Labour councillor David Green, believes “a withdrawal on a no-deal Brexit will hit Bradford incredibly hard”, particularly at this early stage of its revival.
There are other, more worrying implications for Bradford. “There has been a rise in hate crimes, but while Bradford is not unique in that, it is more likely to suffer that, because it does have such an ethnic and cultural mix.”
Iqbal says he has spoken to Eastern European families considering leaving because of Brexit, but not due to any negative feeling they’ve experienced. They’re concerned about rumours that post-Brexit you’ll need to have a £30,000 a year salary to stay in the country. “And as sterling has weakened, and their currency has become stronger, it’s not economical to stay.”
Alex Moga, from Romania, runs a recruitment agency in Hull for people from Eastern Europe and Portugal who want to come to Britain and work. He believes that people don’t understand how reliant the UK is on a flow of labour from Eastern Europe.
The agency brings in butchers, construction workers and engineers to work in Britain and Scotland. “They need Eastern Europeans. There might be 20 British people on a site who are the managers, supervisors. All the rest are immigrants: Polish, Portuguese, Romanian. If you take them all out, the site will be shut down.”
He’s unhappy with the quality of English workers. “All the time [they] let me down. I give them a job, but they come one day, two days, to work. And then it’s goodbye.”
The people he brings in from continental Europe, “they want to work. So long as you give them fair money, fair price and a fair job.”
Brexit has created a lot of fear among his workers. “They’re asking me, ‘Alex, what’s it going to be like in 18 months . . . will they send us home’? To be fair, nobody knows what’s going to happen. For sure, some change is coming.”
But then he says something unexpected. “My personal opinion about Brexit: let them go out. I came to UK working as a truck driver. It was nice, the pay was very high, I made a lot of money.” But since the borders opened to Eastern Europe and “everybody came in UK, everything is down.”
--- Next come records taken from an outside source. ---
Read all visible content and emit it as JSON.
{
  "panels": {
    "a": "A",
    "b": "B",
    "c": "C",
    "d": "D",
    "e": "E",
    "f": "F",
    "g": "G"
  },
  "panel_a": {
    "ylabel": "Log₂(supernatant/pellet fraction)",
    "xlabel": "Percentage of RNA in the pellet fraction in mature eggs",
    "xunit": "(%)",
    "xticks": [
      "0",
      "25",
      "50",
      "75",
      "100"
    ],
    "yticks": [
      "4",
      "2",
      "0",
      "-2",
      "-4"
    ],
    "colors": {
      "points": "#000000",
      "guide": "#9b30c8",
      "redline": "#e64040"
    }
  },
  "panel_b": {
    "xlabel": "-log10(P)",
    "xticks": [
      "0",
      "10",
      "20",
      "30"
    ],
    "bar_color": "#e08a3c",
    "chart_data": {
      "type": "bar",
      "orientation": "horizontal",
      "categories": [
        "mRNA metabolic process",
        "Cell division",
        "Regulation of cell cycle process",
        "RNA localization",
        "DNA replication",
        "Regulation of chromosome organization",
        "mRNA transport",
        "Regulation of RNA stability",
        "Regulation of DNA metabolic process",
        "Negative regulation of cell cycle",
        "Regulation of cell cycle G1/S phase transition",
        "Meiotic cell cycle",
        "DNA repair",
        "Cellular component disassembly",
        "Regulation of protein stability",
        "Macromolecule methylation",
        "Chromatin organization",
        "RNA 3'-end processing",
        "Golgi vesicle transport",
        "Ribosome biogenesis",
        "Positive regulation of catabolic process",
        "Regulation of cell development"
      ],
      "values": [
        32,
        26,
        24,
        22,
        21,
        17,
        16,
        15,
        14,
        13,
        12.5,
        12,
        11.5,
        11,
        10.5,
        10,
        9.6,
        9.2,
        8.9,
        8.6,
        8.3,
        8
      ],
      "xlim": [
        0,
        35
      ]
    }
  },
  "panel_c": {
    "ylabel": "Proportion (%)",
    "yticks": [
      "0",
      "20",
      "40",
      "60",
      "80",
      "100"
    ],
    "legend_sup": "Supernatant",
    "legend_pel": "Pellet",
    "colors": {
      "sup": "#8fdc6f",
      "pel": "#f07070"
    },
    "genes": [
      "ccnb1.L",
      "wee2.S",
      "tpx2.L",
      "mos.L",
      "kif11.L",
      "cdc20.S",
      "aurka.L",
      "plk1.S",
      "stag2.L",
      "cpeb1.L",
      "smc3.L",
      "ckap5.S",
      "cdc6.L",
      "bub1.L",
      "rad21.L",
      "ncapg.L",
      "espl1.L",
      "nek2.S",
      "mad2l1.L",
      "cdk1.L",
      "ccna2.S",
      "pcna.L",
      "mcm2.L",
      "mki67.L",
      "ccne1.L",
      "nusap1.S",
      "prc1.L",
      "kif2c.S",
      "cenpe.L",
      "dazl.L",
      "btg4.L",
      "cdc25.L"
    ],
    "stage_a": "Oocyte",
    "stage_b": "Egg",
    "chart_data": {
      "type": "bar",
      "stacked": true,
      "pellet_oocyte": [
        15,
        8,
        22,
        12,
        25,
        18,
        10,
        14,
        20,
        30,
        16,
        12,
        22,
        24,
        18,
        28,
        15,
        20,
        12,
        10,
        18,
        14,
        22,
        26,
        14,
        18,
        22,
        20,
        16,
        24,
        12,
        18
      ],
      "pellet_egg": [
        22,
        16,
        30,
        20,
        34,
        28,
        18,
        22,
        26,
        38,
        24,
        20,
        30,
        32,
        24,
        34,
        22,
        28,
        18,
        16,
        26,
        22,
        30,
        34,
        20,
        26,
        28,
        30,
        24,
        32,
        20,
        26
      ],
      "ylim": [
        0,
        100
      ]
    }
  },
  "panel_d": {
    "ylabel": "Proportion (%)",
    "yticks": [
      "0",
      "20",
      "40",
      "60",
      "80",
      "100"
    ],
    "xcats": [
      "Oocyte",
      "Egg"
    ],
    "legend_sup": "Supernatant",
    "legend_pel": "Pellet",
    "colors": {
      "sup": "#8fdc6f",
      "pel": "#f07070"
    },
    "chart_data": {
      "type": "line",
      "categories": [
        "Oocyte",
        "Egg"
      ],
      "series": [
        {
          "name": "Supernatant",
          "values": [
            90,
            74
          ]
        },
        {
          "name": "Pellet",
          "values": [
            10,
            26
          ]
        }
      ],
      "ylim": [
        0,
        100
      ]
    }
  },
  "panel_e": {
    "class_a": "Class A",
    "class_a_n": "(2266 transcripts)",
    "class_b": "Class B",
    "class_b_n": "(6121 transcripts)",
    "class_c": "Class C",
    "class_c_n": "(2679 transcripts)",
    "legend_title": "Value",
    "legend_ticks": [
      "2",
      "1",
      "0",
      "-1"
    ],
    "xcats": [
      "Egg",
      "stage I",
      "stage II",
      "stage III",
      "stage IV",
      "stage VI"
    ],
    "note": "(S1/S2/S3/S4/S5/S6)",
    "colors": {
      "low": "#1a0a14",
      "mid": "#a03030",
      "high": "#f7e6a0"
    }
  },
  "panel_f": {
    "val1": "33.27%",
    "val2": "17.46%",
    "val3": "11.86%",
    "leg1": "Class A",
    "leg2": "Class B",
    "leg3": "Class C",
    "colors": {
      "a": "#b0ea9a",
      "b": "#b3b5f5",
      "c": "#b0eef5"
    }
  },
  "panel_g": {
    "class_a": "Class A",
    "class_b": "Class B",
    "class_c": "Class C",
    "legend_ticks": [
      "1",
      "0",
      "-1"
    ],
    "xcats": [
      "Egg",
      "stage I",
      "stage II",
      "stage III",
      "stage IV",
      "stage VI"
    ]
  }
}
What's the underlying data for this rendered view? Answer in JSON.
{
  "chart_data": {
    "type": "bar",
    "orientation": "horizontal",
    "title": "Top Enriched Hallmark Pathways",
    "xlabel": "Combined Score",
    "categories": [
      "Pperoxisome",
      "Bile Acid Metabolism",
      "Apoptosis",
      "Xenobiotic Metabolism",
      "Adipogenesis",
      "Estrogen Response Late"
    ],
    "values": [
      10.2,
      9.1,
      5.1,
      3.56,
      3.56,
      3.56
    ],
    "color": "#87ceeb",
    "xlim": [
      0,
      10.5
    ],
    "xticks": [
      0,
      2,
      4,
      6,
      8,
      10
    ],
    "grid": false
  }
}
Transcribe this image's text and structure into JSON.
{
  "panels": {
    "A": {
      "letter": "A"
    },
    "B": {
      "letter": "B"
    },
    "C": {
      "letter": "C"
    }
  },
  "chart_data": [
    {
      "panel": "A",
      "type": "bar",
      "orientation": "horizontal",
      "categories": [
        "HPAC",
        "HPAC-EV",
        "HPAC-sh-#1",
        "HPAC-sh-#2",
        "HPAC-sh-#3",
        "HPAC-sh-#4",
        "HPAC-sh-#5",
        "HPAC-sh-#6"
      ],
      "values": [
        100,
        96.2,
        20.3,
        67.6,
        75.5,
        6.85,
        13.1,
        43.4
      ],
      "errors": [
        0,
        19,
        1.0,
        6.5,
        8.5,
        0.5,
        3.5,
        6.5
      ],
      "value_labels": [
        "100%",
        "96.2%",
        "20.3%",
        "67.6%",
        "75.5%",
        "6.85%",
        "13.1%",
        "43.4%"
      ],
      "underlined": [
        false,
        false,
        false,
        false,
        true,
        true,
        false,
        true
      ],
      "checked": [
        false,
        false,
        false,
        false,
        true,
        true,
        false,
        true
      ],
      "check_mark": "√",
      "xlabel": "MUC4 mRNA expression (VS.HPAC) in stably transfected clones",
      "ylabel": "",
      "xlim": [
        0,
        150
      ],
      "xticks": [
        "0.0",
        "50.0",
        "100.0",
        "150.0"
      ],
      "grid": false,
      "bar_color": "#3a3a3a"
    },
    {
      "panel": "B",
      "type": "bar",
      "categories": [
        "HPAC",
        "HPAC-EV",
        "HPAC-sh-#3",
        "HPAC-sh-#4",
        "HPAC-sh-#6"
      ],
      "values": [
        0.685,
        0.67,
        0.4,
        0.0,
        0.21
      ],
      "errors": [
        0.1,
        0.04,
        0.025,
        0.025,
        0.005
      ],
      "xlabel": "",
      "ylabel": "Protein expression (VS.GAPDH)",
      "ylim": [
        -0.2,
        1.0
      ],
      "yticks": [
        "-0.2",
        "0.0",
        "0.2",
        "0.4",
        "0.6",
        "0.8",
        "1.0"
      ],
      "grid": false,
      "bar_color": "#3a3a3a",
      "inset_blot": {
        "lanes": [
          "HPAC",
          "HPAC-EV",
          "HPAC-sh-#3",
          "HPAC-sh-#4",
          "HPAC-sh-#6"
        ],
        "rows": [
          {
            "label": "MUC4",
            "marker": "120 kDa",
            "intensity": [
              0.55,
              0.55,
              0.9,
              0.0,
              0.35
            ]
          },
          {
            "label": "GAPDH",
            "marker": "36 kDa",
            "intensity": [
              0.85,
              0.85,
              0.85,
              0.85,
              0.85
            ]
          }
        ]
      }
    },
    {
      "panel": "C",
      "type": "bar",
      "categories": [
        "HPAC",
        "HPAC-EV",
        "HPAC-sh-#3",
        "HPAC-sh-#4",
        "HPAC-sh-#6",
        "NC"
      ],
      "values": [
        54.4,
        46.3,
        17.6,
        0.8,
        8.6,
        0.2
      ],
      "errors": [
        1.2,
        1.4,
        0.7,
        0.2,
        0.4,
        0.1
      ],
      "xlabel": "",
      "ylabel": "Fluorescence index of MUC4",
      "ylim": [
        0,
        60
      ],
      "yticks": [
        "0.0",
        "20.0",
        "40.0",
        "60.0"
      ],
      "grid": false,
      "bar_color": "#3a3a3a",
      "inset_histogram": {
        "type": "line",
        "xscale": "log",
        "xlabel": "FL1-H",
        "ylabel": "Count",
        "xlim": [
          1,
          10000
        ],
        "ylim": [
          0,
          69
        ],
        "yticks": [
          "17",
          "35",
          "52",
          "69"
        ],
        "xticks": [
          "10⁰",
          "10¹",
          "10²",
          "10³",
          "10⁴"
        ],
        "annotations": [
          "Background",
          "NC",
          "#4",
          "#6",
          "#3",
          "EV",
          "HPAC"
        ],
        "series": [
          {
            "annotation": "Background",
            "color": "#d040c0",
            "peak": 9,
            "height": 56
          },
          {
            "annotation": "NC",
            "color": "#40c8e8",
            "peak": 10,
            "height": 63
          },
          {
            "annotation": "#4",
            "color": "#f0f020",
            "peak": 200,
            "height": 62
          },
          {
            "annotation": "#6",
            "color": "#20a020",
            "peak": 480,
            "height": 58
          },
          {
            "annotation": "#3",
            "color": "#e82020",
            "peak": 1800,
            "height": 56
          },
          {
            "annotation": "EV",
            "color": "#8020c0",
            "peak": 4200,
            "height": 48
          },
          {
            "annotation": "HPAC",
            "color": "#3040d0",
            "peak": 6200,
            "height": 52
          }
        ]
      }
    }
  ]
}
It’s harder to make decent money now. “Let the people who are here and working stay, send the rest home.”
Employment issues are also preoccupying the owner of the Halal butchers on Beverley Road in Hull. The shop has been open for six weeks. Abu Hanif opened it after he had to close two takeaway restaurants when he could no longer find chefs. You can’t train English people to cook Indian curry, he explains.
“When Theresa May was Home Secretary, she changed the rules and regulations about chefs coming from non-EU countries, so you needed to pay them a minimum of £29,750. I can’t do that. It just doesn’t make any sense. Theresa May did that to us. She destroyed my life.”
Curry houses contribute over £4.5 billion to the UK economy. “The English national dish is chicken tikka masala,” he adds, to a burst laughter in the shop.
He blames Theresa May for “destroying the industry”. Indeed, a recent report by the British Hospitality Association and KPMG warned that by 2029, the restaurant industry could have a deficit of more than a million workers.
So he closed the restaurants, picked himself up, and is starting again. “I’m not going to leave. I live here. I’ll die here. But I am deeply against the Brexit. No-one can succeed alone. You need friends.”
A customer comes into the shop looking for cardamom seeds. As he goes to serve her, he says again Brexit is a disaster about to happen.
“I just bought a 400-litre chest freezer for my shed to make sure we don’t run out of food. Dark days are coming.”